Today's entry is Tuxera. Tuxera is a computer system company specializing in files systems, specifically the NTFS-3G
I'll wait a second for the chills to finish rolling down your spine.
Tuxera develops NTFS file systems for other operating systems and embedded systems, and drivers for these things to read NTFS file systems. Their NTFS-3G kernel driver, an open source version, has been incorporated into the Linux stream and also Mac's Snow Leopard. Of course, if you don't get enough bang out of the free (as in beer as well as freedom) version, they do sell an enhanced version, presumably made with M$' blessing and some cash going out (it isn't GPL'ed).
Today, Tuxera announced that they were partnering with M$ and licensing the exFAT file system from M$. exFAT is basically M$ attempting to exert control again. FAT and FAT32 are the file systems used in flash memory devices. But the patent is questionable, and Red Hat and the OIN are acquiring prior art to call for a review to strike it down. exFAT is the replacement, specifically intended for flash devices (many of which can be formatted FAT, FAT32, or one of the EXT flavors). Since exFAT is new and tied to specific hardware (flash media), it can be patented and has a better shot at surviving a prior art challenge. Vista's SP1 included support for exFAT, unknown about XP, since I haven't run across a flash device with it yet. It is the standard file system for the SD Card Association's SDXC cards (I hate SD cards with a passion. If it weren't for my GP2X and MP3 player, I wouldn't have any of them), so it's unlikely I'm going to run across a need for them. The driver will be available for Linux first. Yay. Proprietary drivers for a company seeking to destroy my digital rights in my OS.

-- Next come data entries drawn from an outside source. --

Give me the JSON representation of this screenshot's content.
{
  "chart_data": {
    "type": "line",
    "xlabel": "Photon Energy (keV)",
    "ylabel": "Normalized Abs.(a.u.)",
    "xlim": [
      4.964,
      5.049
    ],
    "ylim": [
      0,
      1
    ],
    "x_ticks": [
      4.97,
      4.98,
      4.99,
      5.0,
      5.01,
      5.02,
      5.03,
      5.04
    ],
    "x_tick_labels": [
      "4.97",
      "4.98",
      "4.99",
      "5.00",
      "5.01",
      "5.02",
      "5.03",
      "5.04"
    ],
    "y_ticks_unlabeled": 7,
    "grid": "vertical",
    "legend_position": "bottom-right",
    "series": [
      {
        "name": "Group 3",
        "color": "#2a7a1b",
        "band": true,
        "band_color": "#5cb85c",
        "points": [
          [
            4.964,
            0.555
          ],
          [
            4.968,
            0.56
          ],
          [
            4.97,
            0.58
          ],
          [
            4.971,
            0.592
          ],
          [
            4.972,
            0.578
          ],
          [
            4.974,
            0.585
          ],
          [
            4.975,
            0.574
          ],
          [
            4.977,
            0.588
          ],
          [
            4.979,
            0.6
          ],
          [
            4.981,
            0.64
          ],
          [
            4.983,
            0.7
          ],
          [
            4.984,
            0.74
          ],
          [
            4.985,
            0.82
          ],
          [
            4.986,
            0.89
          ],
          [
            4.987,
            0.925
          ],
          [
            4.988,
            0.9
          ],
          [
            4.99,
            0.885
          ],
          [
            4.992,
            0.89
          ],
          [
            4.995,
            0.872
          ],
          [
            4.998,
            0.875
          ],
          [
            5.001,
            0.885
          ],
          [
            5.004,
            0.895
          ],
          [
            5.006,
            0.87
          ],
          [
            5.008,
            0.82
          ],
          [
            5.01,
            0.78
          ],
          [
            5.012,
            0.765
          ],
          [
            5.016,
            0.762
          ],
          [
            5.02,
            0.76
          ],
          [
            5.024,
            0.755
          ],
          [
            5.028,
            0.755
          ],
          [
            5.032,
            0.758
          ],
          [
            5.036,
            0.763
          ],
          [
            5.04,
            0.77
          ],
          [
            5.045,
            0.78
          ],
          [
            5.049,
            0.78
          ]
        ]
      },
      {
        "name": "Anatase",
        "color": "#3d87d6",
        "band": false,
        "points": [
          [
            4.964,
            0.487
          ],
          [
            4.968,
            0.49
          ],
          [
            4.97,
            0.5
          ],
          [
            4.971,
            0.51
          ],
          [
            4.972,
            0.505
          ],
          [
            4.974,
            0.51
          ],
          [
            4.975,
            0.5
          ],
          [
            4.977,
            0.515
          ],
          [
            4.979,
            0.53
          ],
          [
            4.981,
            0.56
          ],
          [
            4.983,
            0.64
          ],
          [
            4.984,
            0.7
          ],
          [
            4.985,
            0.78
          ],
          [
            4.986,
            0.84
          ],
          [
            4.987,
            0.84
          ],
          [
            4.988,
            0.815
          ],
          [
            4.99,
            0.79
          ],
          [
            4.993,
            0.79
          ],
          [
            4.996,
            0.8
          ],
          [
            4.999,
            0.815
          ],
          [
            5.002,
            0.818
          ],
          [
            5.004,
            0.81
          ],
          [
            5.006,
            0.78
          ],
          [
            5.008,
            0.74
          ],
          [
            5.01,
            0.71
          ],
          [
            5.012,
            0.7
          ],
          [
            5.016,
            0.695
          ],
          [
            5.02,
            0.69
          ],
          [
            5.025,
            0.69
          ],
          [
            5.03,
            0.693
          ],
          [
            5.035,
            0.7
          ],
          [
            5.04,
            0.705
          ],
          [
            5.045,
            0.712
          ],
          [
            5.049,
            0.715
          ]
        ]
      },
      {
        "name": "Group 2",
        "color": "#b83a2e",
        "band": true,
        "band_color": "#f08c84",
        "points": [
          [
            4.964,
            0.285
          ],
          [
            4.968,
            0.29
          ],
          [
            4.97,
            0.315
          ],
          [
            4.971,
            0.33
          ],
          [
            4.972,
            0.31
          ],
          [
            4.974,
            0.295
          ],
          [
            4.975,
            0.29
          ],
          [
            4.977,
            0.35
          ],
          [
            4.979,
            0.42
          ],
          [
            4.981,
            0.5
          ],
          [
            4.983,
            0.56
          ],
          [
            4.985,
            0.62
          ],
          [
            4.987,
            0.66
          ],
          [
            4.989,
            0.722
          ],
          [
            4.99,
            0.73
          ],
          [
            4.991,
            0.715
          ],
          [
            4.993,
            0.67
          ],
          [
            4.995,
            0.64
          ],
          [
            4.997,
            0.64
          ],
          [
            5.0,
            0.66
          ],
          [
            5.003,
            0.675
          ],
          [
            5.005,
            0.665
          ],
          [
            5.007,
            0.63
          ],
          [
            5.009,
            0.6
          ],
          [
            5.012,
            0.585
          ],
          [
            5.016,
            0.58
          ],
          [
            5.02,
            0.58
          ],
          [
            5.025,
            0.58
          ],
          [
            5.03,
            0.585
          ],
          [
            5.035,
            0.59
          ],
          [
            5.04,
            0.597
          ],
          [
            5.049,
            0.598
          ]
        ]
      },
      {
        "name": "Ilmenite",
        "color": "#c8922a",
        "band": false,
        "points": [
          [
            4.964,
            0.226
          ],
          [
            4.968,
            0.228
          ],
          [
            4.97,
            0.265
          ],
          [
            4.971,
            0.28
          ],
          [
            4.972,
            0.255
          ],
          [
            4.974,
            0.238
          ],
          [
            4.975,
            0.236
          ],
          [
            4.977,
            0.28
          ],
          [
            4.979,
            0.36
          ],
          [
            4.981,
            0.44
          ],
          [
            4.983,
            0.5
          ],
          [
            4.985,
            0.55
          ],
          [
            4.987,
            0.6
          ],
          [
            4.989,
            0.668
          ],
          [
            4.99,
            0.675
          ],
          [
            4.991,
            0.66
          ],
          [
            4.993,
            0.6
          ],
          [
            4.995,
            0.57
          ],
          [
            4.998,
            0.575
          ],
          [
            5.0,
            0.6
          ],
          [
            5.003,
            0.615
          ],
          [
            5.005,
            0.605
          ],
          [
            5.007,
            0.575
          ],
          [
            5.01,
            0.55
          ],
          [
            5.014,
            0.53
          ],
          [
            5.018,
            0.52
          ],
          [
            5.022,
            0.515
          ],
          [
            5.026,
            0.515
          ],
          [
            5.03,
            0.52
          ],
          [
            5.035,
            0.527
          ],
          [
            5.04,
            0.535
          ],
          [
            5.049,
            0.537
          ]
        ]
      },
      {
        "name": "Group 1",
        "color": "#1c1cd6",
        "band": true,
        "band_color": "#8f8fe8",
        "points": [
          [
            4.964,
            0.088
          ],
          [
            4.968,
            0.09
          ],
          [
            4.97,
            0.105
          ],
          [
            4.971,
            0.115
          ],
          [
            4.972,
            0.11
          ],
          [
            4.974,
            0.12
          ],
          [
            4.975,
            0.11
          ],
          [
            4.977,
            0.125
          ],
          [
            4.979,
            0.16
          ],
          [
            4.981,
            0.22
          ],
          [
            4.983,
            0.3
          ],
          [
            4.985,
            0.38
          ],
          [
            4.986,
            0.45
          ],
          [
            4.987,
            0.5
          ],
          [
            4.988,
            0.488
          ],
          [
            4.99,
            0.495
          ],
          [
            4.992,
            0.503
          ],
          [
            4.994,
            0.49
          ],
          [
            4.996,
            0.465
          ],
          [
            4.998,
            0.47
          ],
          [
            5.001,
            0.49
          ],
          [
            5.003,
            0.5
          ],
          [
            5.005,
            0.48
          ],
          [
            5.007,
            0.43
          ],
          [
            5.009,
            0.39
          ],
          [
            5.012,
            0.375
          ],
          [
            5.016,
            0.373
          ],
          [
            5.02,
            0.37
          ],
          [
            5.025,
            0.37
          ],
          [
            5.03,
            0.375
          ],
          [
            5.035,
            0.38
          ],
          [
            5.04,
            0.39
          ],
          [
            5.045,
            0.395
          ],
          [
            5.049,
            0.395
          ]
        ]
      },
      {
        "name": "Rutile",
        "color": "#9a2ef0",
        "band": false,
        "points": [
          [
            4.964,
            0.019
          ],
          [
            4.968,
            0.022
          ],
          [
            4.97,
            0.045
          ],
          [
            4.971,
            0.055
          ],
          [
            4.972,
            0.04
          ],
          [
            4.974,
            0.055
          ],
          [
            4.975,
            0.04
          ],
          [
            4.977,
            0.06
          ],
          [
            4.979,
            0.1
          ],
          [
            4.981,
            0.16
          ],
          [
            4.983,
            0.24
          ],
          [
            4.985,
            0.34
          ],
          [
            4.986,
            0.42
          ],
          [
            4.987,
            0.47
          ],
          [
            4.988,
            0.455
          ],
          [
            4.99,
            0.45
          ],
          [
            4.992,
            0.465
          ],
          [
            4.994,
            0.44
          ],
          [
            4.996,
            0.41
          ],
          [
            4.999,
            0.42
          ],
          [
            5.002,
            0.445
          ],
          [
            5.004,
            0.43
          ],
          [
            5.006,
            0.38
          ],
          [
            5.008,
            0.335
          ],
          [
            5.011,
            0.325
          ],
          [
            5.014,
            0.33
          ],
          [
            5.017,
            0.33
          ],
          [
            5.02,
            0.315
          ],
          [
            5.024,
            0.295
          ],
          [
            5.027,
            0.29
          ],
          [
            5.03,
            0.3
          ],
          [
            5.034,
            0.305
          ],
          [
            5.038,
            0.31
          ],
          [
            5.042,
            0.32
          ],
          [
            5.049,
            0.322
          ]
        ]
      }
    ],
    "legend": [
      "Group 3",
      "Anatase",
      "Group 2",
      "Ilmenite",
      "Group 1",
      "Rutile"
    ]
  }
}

(By the way, every time I try to type exFAT, I wind up typing exFART and having to backspace and correct it. I swear this isn't intentional on my part yet.)
In the press release touting the "extensive co-operation" as they phrased it, the CEO of Tuxera, Mikko Välimäki, said "As an open source company, we feel excited to sign an intellectual property agreement with Microsoft. They are a great partner, and I am confident that our agreements, and this collaboration, will ensure a bright future for file system interoperability and data portability that benefits device manufacturers and consumers alike."
Excuse me...I just threw up in my mouth a little.
Bad enough Apple, BeOS, Corel, Novell, i4i, Seattle Computer Products, Gary Clow of Stac Electronics, and plenty of other companies partnered with M$ only to find out too late that they were screwed. This is worse because this is ostensibly an Open Source company. I basically read this as, "They offered us a sack of loot, and we signed before the words 'sell out' finished reverberating around the room."
You can keep your exFAT compatibility. And keep any further contributions to the kernel, while you're at it. I don't want you putting my OS at risk just because you can make some cash.